L’Afrique subsaharienne s’apprête à vivre une transformation majeure avec le lancement officiel de la Zone de libre-échange continentale africaine (ZLECAf), prévue pour le 1er janvier 2027. Annoncée comme le plus grand marché unique au monde depuis la création de l’Organisation mondiale du commerce (OMC), cette initiative historique vise à stimuler les échanges intra-africains, aujourd’hui limités à moins de 15 % du commerce total du continent. Portée par l’Union africaine et soutenue par des partenariats internationaux, la ZLECAf pourrait redéfinir les équilibres économiques du continent en éliminant 90 % des droits de douane d’ici à 2035. Pourtant, des défis structurels persistent, mettant en lumière les disparités entre les États membres et les incertitudes liées à leur mise en œuvre effective.
Un marché de 1,4 milliard de consommateurs aux promesses économiques colossales
Avec un marché estimé à 3 400 milliards de dollars et une population de 1,4 milliard d’habitants, la ZLECAf représente une opportunité sans précédent pour les économies africaines. Selon la Banque africaine de développement (BAD), la création de cette zone pourrait générer jusqu’à 30 millions d’emplois d’ici à 2035 et augmenter le PIB continental de 7 % en moyenne. Les secteurs clés comme l’agroalimentaire, les technologies et l’industrie manufacturière devraient bénéficier d’un essor significatif, réduisant la dépendance aux importations venues d’Europe ou d’Asie. Par exemple, le Nigeria, première économie africaine, mise sur les échanges avec des pays comme le Ghana ou la Côte d’Ivoire pour dynamiser son secteur agricole, tandis que l’Éthiopie, déjà leader textile, pourrait renforcer ses exportations vers l’Afrique de l’Est.
Cependant, les inégalités d’infrastructures et les barrières non tarifaires (normes techniques, bureaucratie) risquent de freiner cette dynamique. Une étude de l’OCDE révèle que seulement 18 % des routes africaines sont pavées, et que le coût logistique moyen pour exporter un conteneur est trois fois supérieur à la moyenne mondiale. Les pays enclavés comme le Tchad ou le Mali pourraient ainsi être marginalisés, à moins que des investissements massifs ne soient consentis dans les corridors routiers et portuaires. Le secrétaire général de la ZLECAf, Wamkele Mene, a d’ailleurs souligné lors d’un sommet à Nairobi en juin 2026 : « Sans harmonisation des politiques douanières et sans financements ciblés, le potentiel de la ZLECAf restera largement théorique. »

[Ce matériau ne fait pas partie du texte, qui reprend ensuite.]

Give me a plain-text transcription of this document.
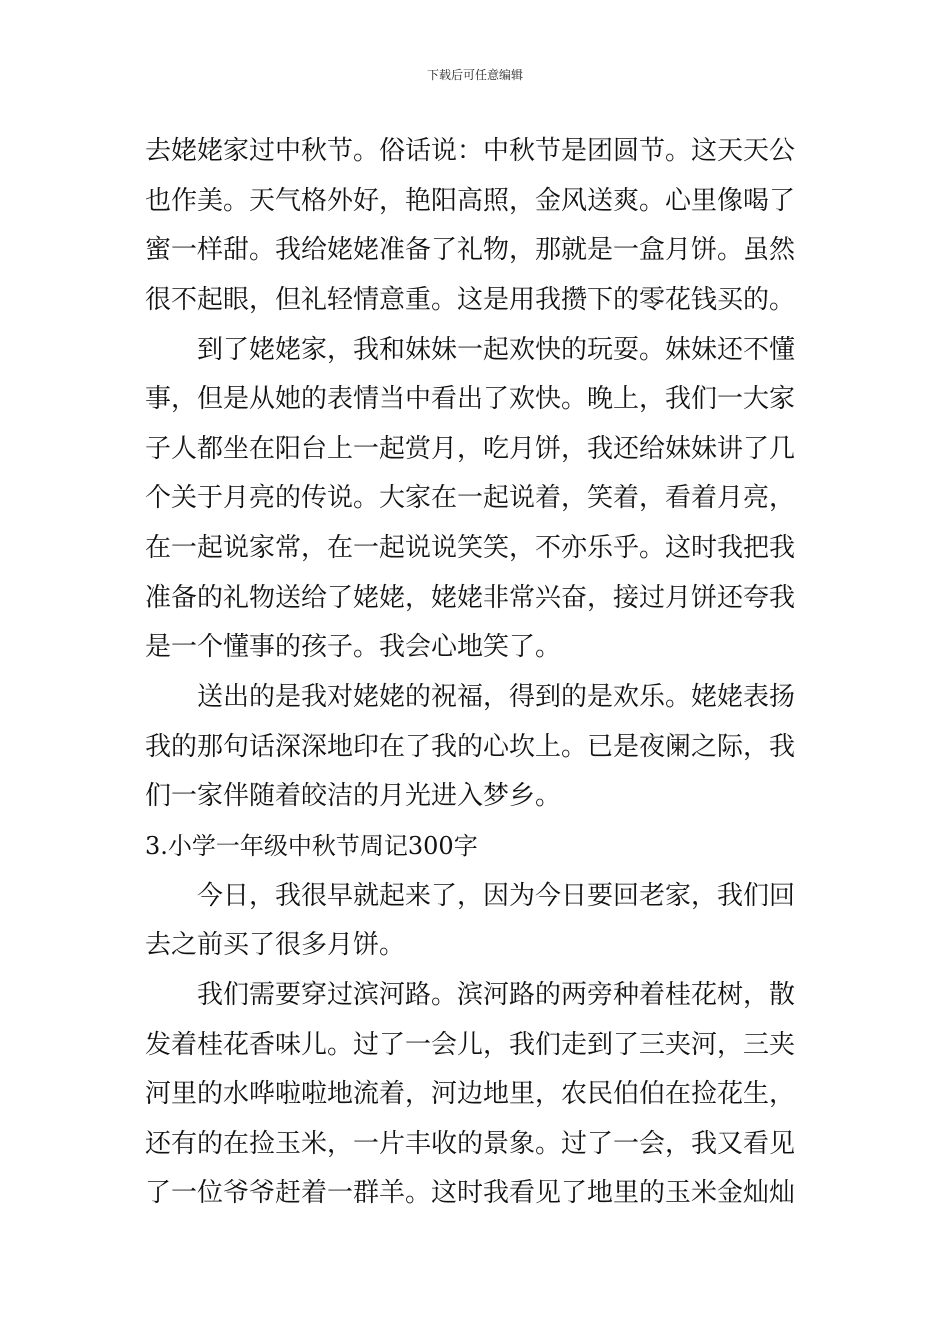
下载后可任意编辑
去姥姥家过中秋节。俗话说：中秋节是团圆节。这天天公
也作美。天气格外好，艳阳高照，金风送爽。心里像喝了
蜜一样甜。我给姥姥准备了礼物，那就是一盒月饼。虽然
很不起眼，但礼轻情意重。这是用我攒下的零花钱买的。
到了姥姥家，我和妹妹一起欢快的玩耍。妹妹还不懂
事，但是从她的表情当中看出了欢快。晚上，我们一大家
子人都坐在阳台上一起赏月，吃月饼，我还给妹妹讲了几
个关于月亮的传说。大家在一起说着，笑着，看着月亮，
在一起说家常，在一起说说笑笑，不亦乐乎。这时我把我
准备的礼物送给了姥姥，姥姥非常兴奋，接过月饼还夸我
是一个懂事的孩子。我会心地笑了。
送出的是我对姥姥的祝福，得到的是欢乐。姥姥表扬
我的那句话深深地印在了我的心坎上。已是夜阑之际，我
们一家伴随着皎洁的月光进入梦乡。
3.小学一年级中秋节周记300字
今日，我很早就起来了，因为今日要回老家，我们回
去之前买了很多月饼。
我们需要穿过滨河路。滨河路的两旁种着桂花树，散
发着桂花香味儿。过了一会儿，我们走到了三夹河，三夹
河里的水哗啦啦地流着，河边地里，农民伯伯在捡花生，
还有的在捡玉米，一片丰收的景象。过了一会，我又看见
了一位爷爷赶着一群羊。这时我看见了地里的玉米金灿灿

Défis géopolitiques et résistance des lobbies industriels
Au-delà des obstacles techniques, la mise en œuvre de la ZLECAf se heurte à des réalités politiques complexes. Plusieurs États, comme l’Algérie ou le Cameroun, ont temporairement suspendu leur participation en raison de craintes liées à la concurrence des produits étrangers. En Afrique du Sud, les syndicats craignent une destruction d’emplois dans l’industrie automobile face à l’arrivée massive de véhicules chinois ou indiens. Ces résistances illustrent les tensions entre les partisans d’une intégration rapide et ceux qui privilégient la protection de leurs industries nationales.
Par ailleurs, la question des paiements transfrontaliers reste un casse-tête. Malgré l’adoption du système de paiement panafricain (PAPSS), seulement 12 pays l’ont effectivement intégré en 2026, laissant une grande partie des transactions dépendantes du dollar ou de l’euro. Les experts soulignent la nécessité de renforcer les systèmes bancaires locaux et de promouvoir les monnaies numériques, comme le e-naira nigérian ou le e-cfa, pour faciliter les échanges. « La ZLECAf ne peut réussir sans une révolution financière », estime l’économiste kényane Anzetse Were.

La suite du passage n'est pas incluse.